The award was open to all AETC personnel, civilian and military, and the winners were selected by a panel composed of AETC personnel from the disciplines of operations, communications, plans and programs and information technology. Nominees submitted narratives based on advances in future learning efforts as embodied in the AETC white paper, "On Learning: The Future of Air Force Education and Training."

Keesler's team won in the training category, which considered teams on the basis of "an improved learning result based on advanced technologies or on the basis of technology inserted into existing active courses." Submissions could include, but were not limited to, "any learning innovation which contributed to the effectiveness and efficiency of the learning process."

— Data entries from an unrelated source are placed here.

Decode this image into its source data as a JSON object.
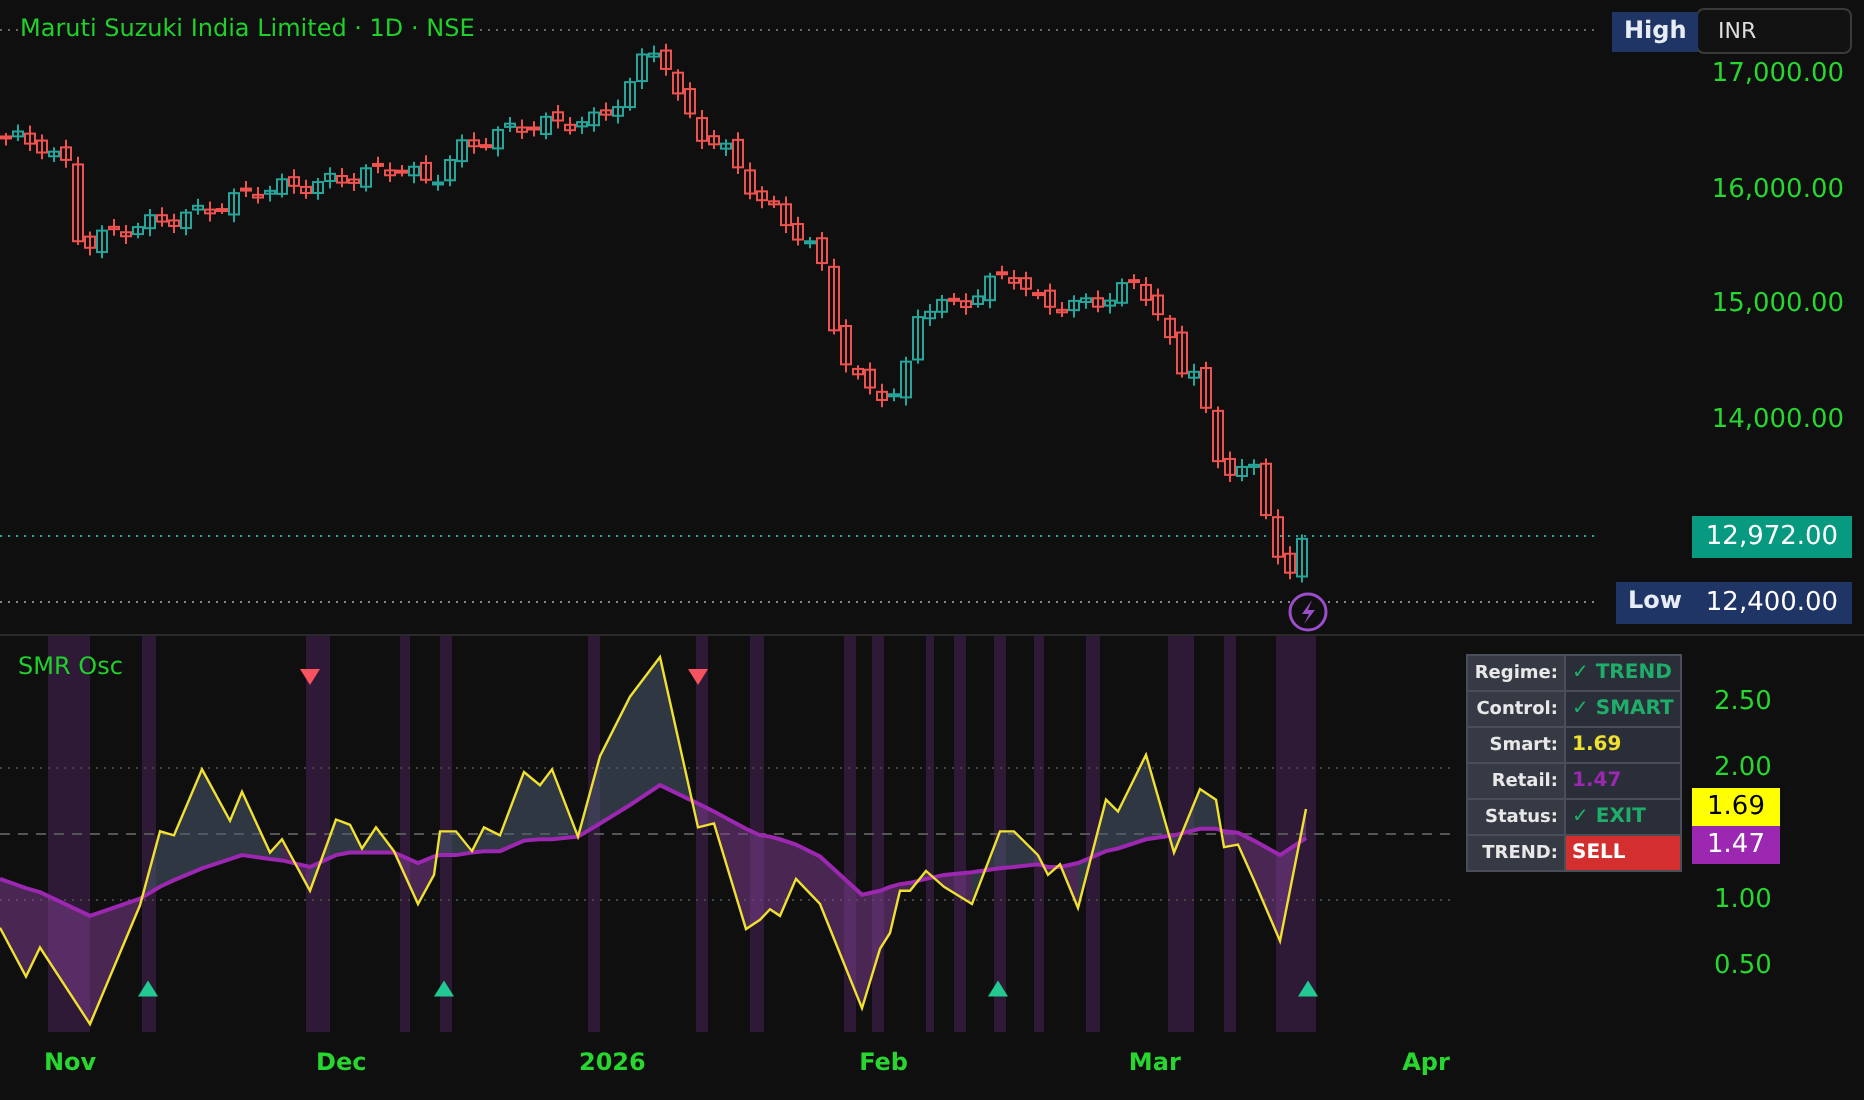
{
  "header": {
    "title": "Maruti Suzuki India Limited · 1D · NSE",
    "currency": "INR"
  },
  "price_axis": [
    "17,000.00",
    "16,000.00",
    "15,000.00",
    "14,000.00"
  ],
  "price_markers": [
    {
      "kind": "high",
      "label": "High"
    },
    {
      "kind": "last",
      "value": "12,972.00"
    },
    {
      "kind": "low",
      "label": "Low",
      "value": "12,400.00"
    }
  ],
  "oscillator": {
    "title": "SMR Osc",
    "value_axis": [
      "2.50",
      "2.00",
      "1.00",
      "0.50"
    ],
    "value_badges": [
      {
        "value": "1.69",
        "color": "#ffff00"
      },
      {
        "value": "1.47",
        "color": "#9c27b0"
      }
    ],
    "table": [
      {
        "label": "Regime:",
        "value": "✓ TREND",
        "kind": "text",
        "color": "#1fae6a"
      },
      {
        "label": "Control:",
        "value": "✓ SMART",
        "kind": "text",
        "color": "#1fae6a"
      },
      {
        "label": "Smart:",
        "value": "1.69",
        "kind": "text",
        "color": "#f0e030"
      },
      {
        "label": "Retail:",
        "value": "1.47",
        "kind": "text",
        "color": "#9c27b0"
      },
      {
        "label": "Status:",
        "value": "✓ EXIT",
        "kind": "text",
        "color": "#1fae6a"
      },
      {
        "label": "TREND:",
        "value": "SELL",
        "kind": "badge",
        "color": "#d32f2f"
      }
    ],
    "time_axis": [
      "Nov",
      "Dec",
      "2026",
      "Feb",
      "Mar",
      "Apr"
    ]
  }
}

The Air Force's new interactive, avatar-centric, computer-based virtual classroom time has not only found itself a home at Keesler, but as a virtual environment for collaboration across institutions as well as for service training. MyBase came to be in an effort to find a cost-effective -- as well as technologically edgy -- approach to bring education to the military masses. It's a virtual education system aimed at the public as well as recruits and career airmen, said a recent military story about the concept.

"The young men and women who will lead our Air Force in the future have been living in a digital world their entire lives and are better prepared than any other generation to operate in this environment," said Gen. William Looney III, former AETC commander. "It is imperative that we understand their needs and expectations, and develop an enterprise-wide system that fosters learning and captures their most critical asset -- knowledge."

That's just what Keesler's team did Oct. 14 with the kickoff of the communication and electronics quality assurance course that normally would have been conducted on-ground in Jones Hall at Keesler with the instructor front and center.

The new delivery mechanism staged the instructor nearby in another room, communicating with students via the virtual classroom. In the final increment of this prototype, the instructor may be at Keesler, but the students could be located anywhere in the world. "We are trying to duplicate the in-residence training exactly, but in a virtual environment," Mr. Hall said.

"When all is said and done, the students can take that same course (while physically located at) their own base rather than coming to Keesler on temporary duty."